The Department of Neurology and Epileptology has a focus on epilepsy and other paroxysmal neurological disorders. In these diseases, the excitability of nerve cells temporarily changes either due to genetic or acquired defects. This results in neurological disorders that may occur suddenly, last for seconds to hours (or sometimes days) and disappear when the malfunction is appropiately compensated. Patients with such disorders often show perfectly normal behavior between attacks. The molecular and cellular research of the department focuses on the genetic factors and mechanisms of paroxysmal disorders such as epilepsy. The modification of ion channels take on an important role in this process, which makes them an interesting target for treatment. In the clinical research of the department, there is one major focus on brain imaging in paroxysmal disorders.
The Department of Neurodegenerative Diseases treats in-patients on a ward of about 20 beds and in several out-patient clinics. The clinical focus lies on neurodegenerative diseases such as Parkinson’s disease, the ataxias, spastic paraplegias, and dementias. In theses disorders, control over bodily functions are weakened or lost due to the progressive demise of neurons in the brain. Another clinical focus is on movement disorders such as dystonia and tremor syndromes. Scientists of the department aim to track down the genetic factors responsible for the development and progression of neurodegenerative diseases and movement disorders. A further goal is to reveal the molecular mechanisms leading to these diseases. Searching for genetic causes at the HIH has the aim to develop and clinically test new treatment strategies.
The Department of Neurology and Interdisciplinary Neuro-Oncology became the HIH's sixth department in 2020 with Prof. Dr. Dr. Ghazaleh Tabatabai as the first woman among the directors.
The goal of the Department of Neural Dynamics and Magnetoencephalography, founded in 2020, is to investigate how cognition and behavior emerges from dynamic interactions across widely distributed neuronal ensembles. How do sophisticated cognitive processes such as perception, decision-making, and motor behavior emerge from dynamic interactions across the brain? Which neural mechanisms coordinate these interactions, how are they dynamically regulated in a goal-directed fashion, and how are these interactions disturbed in the diseased brain? To address these questions, they apply an interdisciplinary multi-scale approach and link large-scale population measures of neuronal activity to circuit and cellular-level mechanisms. They combine human magnetoencephalography (MEG) and electroencephalography (EEG), animal electrophysiology, psychophysics and sophisticated analytical techniques.
The focus of the Department of Cellular Neurology lies on cellular and molecular mechanisms in the aging brain and age-related neurodegenerative diseases.

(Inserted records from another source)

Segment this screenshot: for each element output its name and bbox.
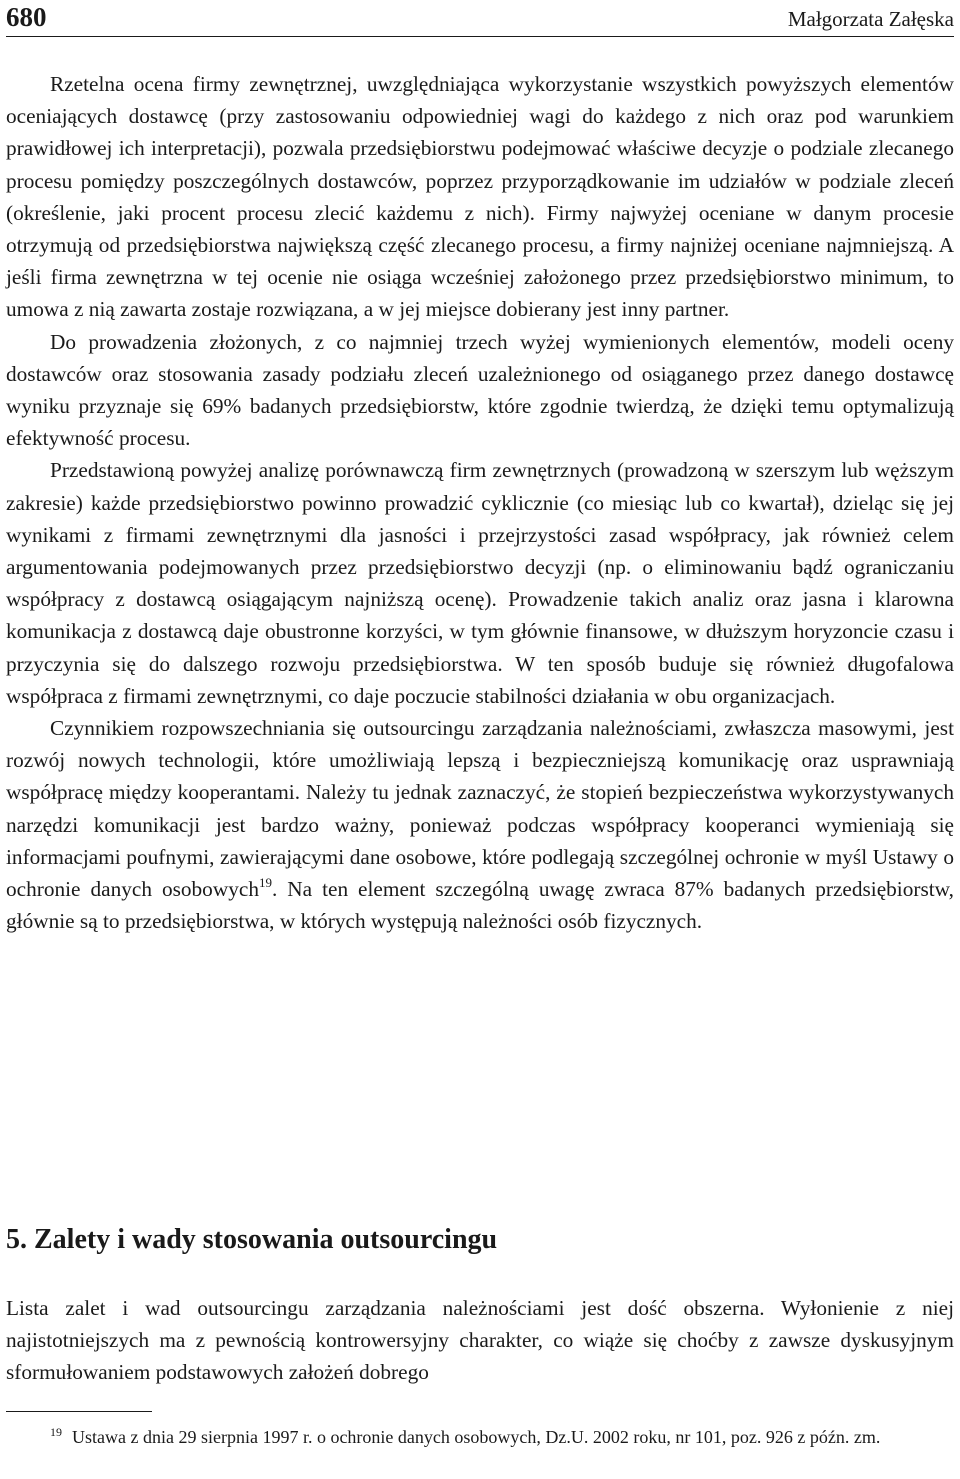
footnote <box>6 1424 954 1450</box>
page-number: 680 <box>6 2 47 32</box>
paragraph-4-text-a: Czynnikiem rozpowszechniania się outsourcingu zarządzania należnościami, zwłaszcza masowymi, jest rozwój nowych technologii, które umożliwiają lepszą i bezpieczniejszą komunikację oraz usprawniają współpracę między kooperantami. Należy tu jednak zaznaczyć, że stopień bezpieczeństwa wykorzystywanych narzędzi komunikacji jest bardzo ważny, ponieważ podczas współpracy kooperanci wymieniają się informacjami poufnymi, zawierającymi dane osobowe, które podlegają szczególnej ochronie w myśl Ustawy o ochronie danych osobowych <box>6 716 954 902</box>
page-header <box>6 0 954 37</box>
footnote-text: Ustawa z dnia 29 sierpnia 1997 r. o ochronie danych osobowych, Dz.U. 2002 roku, nr 101, poz. 926 z późn. zm. <box>72 1427 881 1447</box>
paragraph-4 <box>6 712 954 937</box>
footnote-number: 19 <box>50 1425 62 1439</box>
body-text <box>6 68 954 937</box>
paragraph-1: Rzetelna ocena firmy zewnętrznej, uwzględniająca wykorzystanie wszystkich powyższych elementów oceniających dostawcę (przy zastosowaniu odpowiedniej wagi do każdego z nich oraz pod warunkiem prawidłowej ich interpretacji), pozwala przedsiębiorstwu podejmować właściwe decyzje o podziale zlecanego procesu pomiędzy poszczególnych dostawców, poprzez przyporządkowanie im udziałów w podziale zleceń (określenie, jaki procent procesu zlecić każdemu z nich). Firmy najwyżej oceniane w danym procesie otrzymują od przedsiębiorstwa największą część zlecanego procesu, a firmy najniżej oceniane najmniejszą. A jeśli firma zewnętrzna w tej ocenie nie osiąga wcześniej założonego przez przedsiębiorstwo minimum, to umowa z nią zawarta zostaje rozwiązana, a w jej miejsce dobierany jest inny partner. <box>6 72 954 322</box>
paragraph-2: Do prowadzenia złożonych, z co najmniej trzech wyżej wymienionych elementów, modeli oceny dostawców oraz stosowania zasady podziału zleceń uzależnionego od osiąganego przez danego dostawcę wyniku przyznaje się 69% badanych przedsiębiorstw, które zgodnie twierdzą, że dzięki temu optymalizują efektywność procesu. <box>6 329 954 451</box>
footnote-reference[interactable]: 19 <box>258 875 272 891</box>
footnote-divider <box>6 1411 152 1412</box>
paragraph-3: Przedstawioną powyżej analizę porównawczą firm zewnętrznych (prowadzoną w szerszym lub węższym zakresie) każde przedsiębiorstwo powinno prowadzić cyklicznie (co miesiąc lub co kwartał), dzieląc się jej wynikami z firmami zewnętrznymi dla jasności i przejrzystości zasad współpracy, jak również celem argumentowania podejmowanych przez przedsiębiorstwo decyzji (np. o eliminowaniu bądź ograniczaniu współpracy z dostawcą osiągającym najniższą ocenę). Prowadzenie takich analiz oraz jasna i klarowna komunikacja z dostawcą daje obustronne korzyści, w tym głównie finansowe, w dłuższym horyzoncie czasu i przyczynia się do dalszego rozwoju przedsiębiorstwa. W ten sposób buduje się również długofalowa współpraca z firmami zewnętrznymi, co daje poczucie stabilności działania w obu organizacjach. <box>6 458 954 708</box>
paragraph-4-text-b: . Na ten element szczególną uwagę zwraca 87% badanych przedsiębiorstw, głównie są to przedsiębiorstwa, w których występują należności osób fizycznych. <box>6 877 954 934</box>
section-paragraph: Lista zalet i wad outsourcingu zarządzania należnościami jest dość obszerna. Wyłonienie z niej najistotniejszych ma z pewnością kontrowersyjny charakter, co wiąże się choćby z zawsze dyskusyjnym sformułowaniem podstawowych założeń dobrego <box>6 1296 954 1385</box>
running-head-author: Małgorzata Załęska <box>787 7 954 31</box>
section-heading: 5. Zalety i wady stosowania outsourcingu <box>6 1224 498 1255</box>
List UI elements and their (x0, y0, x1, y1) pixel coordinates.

Special emphasis is placed on Alzheimer's disease, the most common and severe form of senile dementia. In Germany alone, more than one million people suffer from this disease. The department has made groundbreaking discoveries in the fundamental mechanisms underlying neurodegenerative diseases, such as the role of self-propagating pathogenic protein aggregates in Alzheimer’s disease and other disorders of the aging brain. Noteworthy are also the efforts of the department to translate fundamental research into clinical studies. To foster this translation the department has partnered with the University Clinic of Psychiatry to establish the Section for Dementia Research with its Memory Clinic.